「ささやかな『間』が取り持つもの」
2019/12/29
2019年の年の瀬、紅葉が遅かったスタジオの紅葉は風の強い日に、まるで紅葉吹雪のようにパラパラと葉が舞落ち、あっという間に地面が紅葉の赤で埋め尽くされました。家の中ではクリスマスツリーが飾ってあって、秋と冬が隣り合わせの本当に不思議な光景でした。
西宮阪急の開業以来、1階ドンクのティールームを会場に、月2回トークショーを始めて10年が過ぎました。ゲストを招いてお話を聞かせていただいたり、料理講習、お中元お歳暮の青カタログの試食会をしたり・・・。抽選に当選された40人の方たちが、雨でも雪でも休むことなく来てくださいます。ありがたいことです。長い年月を振り返ると人数が半分にも満たない日もありました。
毎回アンケートを書いていただくのですが、ふとした思いつきから書くための時間を作るようにしました。しーんとして熱心に思いを書いてくださる様子はなんだか作文の時間のよう。ほんの3~4分ですが、この「間」をとることで、会場の皆さんから私への大切なメッセージが届くようになりました。
「〇〇だと見にくい」「もっと〇〇して欲しい」など時には厳しいご意見も。一番多いメッセージは「癒されました」の言葉。「久しぶりに当たりました。来てよかったぁ~」「〇〇には意味があったんですね。知らなかった」「食わず嫌いでした」「お店のプロの方のお話、伝わりました」。言葉を届けるだけでなく、書く時間を作ることで、相手の心の声が聞こえてくる、お互いにとって、とても大切な時間だったようです。
先日NHKの「ラジオ深夜便」に出演しました。
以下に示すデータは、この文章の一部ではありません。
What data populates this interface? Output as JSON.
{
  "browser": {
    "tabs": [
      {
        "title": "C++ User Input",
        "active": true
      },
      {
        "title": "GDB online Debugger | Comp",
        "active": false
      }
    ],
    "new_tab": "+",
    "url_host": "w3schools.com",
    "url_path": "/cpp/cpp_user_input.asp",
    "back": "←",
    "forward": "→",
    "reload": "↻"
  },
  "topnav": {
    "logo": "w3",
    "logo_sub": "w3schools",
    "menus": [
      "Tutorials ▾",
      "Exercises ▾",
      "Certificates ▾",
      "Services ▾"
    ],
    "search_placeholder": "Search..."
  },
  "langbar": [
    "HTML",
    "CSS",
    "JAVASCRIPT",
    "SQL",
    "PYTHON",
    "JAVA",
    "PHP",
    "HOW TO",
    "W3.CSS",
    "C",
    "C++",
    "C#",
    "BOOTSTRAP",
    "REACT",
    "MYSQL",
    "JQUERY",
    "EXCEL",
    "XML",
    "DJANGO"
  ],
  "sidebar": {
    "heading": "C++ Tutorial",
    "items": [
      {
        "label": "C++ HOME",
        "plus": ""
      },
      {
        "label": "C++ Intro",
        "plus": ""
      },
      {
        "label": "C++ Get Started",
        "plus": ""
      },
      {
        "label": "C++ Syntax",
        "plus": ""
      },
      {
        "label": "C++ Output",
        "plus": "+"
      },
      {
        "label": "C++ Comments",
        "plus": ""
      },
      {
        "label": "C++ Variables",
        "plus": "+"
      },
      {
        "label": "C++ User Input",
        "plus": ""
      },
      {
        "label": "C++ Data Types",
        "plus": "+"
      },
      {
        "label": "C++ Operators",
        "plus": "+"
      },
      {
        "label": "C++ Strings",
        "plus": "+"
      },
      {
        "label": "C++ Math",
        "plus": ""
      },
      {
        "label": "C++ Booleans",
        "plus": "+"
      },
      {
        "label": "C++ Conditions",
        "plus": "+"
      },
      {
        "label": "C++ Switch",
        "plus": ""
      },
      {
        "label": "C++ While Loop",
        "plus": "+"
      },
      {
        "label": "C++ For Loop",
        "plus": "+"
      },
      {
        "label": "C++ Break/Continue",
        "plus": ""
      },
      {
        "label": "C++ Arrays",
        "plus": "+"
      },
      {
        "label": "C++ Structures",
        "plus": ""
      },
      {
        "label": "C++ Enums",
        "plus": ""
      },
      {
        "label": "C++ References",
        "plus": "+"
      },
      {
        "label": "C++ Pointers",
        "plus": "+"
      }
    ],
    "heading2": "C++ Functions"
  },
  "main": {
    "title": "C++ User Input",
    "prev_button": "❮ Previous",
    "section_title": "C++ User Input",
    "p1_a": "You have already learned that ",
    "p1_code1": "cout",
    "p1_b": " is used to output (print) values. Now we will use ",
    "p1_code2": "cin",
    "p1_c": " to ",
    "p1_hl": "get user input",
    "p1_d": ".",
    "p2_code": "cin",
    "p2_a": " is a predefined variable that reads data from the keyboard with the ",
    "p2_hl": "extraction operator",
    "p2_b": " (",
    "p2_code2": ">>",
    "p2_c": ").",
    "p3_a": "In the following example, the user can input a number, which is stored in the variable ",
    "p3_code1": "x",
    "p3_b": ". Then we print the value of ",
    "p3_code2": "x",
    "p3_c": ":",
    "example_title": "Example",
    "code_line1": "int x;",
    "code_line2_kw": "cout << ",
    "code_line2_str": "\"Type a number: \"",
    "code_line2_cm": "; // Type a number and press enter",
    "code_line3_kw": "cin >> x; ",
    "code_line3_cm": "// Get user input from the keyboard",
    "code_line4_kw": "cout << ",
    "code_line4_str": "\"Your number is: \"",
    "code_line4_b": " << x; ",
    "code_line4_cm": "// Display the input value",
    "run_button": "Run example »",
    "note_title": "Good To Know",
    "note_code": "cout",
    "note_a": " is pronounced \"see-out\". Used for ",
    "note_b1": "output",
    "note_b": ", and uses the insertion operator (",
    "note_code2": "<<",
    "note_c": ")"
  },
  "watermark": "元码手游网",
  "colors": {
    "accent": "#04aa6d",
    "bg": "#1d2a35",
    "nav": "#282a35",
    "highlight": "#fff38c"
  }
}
拙著「兵庫の酒をつなぐ30の物語~この土地に米と人あり~」についてのインタビューの放送後、この本の問い合わせのメールやTELが全国から殺到し、一時はアマゾンの日本酒部門ランキング1位になりました。
番組収録のために東京から来てくださった担当アナウンサーは、打ち合わせもほとんどなく、台本があるわけでもなく、時に「間」を置くような、ゆったりとした雰囲気で質問してくださり、収録は楽しいひとときでした。その「間」がラジオの向こうの誰かの心を動かしてくれたのかも知れません。
「間」というほんの短い時間も、人間にとって大切なのかも知れませんね。